El fenómeno “Fata Morgana” 

 

Fata Morgana

 

El fenómeno de la ‘fata morgana’ ha alimentado la mitología y las leyendas marítimas en el pasado, cuando no se conocía su fundamento científico. Antiguamente marineros y navegantes sentían pánico cuando veían estas imágenes en alta mar, pues las atribuían a maldiciones o hechizos. Objetos que se encuentran en el horizonte como, por ejemplo, islas, acantilados, barcos, ciudades que flotan en el mar o témpanos de hielo, adquieren una apariencia alargada y elevada, similar a «castillos de cuentos de hadas».

 

La denominación ‘fata morgana’ procede del latín y significa hada Morgana que según la leyenda artúrica era la hermana del legendario Rey Arturo. 

 

Su nombre era  Morgan Le Fay   cuyo nombre se dice que podría venir de mori-gena, que significa Nacida del Mar. Y el título de «El Hada» proviene del francés «La Fée”, según las leyendas, ella se ganó ese título al ir a estudiar a un convento; debido a sus proezas mágicas todas las estudiantes del convento la asociaron con un hada, y de allí el nombre Morgan Le Fay o El Hada Morgana.
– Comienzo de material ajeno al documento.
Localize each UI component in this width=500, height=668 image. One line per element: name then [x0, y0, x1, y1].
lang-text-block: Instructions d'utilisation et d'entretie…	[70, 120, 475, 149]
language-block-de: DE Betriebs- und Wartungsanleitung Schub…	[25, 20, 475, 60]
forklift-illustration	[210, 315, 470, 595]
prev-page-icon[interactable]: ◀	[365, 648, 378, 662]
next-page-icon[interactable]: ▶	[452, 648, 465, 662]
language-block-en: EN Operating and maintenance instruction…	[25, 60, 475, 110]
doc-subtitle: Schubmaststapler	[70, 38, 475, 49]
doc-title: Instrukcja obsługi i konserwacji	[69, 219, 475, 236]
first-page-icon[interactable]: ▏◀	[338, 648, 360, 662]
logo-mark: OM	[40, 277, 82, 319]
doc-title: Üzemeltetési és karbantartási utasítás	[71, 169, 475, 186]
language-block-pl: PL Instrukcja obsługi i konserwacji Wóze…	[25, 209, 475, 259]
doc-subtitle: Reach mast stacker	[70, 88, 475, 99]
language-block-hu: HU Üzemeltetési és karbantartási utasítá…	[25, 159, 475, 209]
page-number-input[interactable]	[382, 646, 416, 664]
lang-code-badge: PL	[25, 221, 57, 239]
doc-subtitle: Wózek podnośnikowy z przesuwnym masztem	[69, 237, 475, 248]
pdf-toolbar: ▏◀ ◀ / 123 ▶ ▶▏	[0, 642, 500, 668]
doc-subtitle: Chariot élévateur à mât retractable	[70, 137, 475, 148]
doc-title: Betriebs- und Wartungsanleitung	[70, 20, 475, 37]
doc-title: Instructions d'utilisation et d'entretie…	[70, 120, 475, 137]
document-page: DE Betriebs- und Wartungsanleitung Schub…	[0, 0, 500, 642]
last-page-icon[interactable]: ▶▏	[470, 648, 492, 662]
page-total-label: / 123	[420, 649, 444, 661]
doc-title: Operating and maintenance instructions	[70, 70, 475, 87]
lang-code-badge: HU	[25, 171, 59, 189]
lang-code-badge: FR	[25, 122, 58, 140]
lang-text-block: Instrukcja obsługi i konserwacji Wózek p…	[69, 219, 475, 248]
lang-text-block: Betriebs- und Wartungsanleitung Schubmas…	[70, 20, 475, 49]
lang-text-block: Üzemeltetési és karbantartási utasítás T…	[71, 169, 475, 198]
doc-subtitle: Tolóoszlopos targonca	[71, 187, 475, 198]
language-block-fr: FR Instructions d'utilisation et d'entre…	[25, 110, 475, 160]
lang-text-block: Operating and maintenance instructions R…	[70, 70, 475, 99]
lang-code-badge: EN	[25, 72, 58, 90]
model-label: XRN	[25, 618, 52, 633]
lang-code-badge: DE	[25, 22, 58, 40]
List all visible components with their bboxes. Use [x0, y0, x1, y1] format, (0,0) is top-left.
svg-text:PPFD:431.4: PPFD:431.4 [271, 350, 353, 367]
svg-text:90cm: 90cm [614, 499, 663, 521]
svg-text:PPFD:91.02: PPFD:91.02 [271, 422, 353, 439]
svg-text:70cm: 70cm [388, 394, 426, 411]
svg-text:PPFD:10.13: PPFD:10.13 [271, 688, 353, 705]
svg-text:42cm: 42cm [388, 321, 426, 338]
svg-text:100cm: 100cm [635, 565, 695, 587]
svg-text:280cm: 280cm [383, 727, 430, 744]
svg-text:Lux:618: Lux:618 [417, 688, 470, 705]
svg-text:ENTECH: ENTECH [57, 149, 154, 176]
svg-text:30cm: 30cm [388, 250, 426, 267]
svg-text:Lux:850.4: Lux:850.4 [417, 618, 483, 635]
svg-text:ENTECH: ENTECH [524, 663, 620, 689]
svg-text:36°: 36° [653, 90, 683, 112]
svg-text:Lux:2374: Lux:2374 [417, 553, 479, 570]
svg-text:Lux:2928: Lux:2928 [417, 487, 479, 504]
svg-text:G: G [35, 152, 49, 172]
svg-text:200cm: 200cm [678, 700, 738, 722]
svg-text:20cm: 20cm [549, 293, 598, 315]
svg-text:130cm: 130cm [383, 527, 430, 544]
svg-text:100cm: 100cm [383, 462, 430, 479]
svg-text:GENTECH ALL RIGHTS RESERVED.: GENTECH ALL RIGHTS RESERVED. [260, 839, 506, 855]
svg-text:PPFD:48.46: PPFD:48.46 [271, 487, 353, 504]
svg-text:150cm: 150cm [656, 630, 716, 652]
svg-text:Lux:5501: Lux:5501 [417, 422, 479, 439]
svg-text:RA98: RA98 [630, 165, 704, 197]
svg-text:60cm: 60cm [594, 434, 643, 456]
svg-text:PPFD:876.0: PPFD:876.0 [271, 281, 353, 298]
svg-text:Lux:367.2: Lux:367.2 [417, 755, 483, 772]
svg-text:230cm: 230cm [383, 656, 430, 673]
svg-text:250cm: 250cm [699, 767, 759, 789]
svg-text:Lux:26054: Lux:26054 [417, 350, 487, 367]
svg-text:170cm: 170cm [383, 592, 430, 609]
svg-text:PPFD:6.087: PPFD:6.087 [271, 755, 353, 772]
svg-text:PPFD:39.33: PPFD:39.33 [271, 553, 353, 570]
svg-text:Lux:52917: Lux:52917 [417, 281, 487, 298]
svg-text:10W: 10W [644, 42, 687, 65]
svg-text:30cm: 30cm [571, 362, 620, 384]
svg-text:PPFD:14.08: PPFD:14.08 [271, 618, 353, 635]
Por más raro que parezca ella aceptó ese título como apellido, ya que en varios textos se le llama así o responde a ese nombre.

 

Según la leyenda era un hada cambiante,  una mujer fatal que atrapa a los hombres gracias a sus irresistibles encantos y a sus continuas metamorfosis

 

Técnicamente es un espejismo o ilusión óptica que se debe a una inversión de temperatura, aquí os dejamos una pequeña explicación: 

 

“En condiciones normales, la densidad del aire disminuye con la altura, siendo mayor junto a la superficie terrestre que en los niveles superiores de atmósfera. Sin embargo, es relativamente habitual que el aire que tengamos pegado junto al suelo se caliente mucho o, por el contrario, que se enfríe bastante con respecto al aire que descansa sobre él, situado en un nivel inmediatamente superior. En tales casos, se producen espejismos inferiores o superiores, siendo estos últimos los que llamamos fata Morgana. Los inferiores serían los que dan lugar en verano a esos “charcos” que parecen surgir en la lejanía sobre el recalentado asfalto de las carreteras.”

 

¡Si estáis en la playa y con suerte podéis observar un hermoso castillo flotante, recordad que es un espejismo!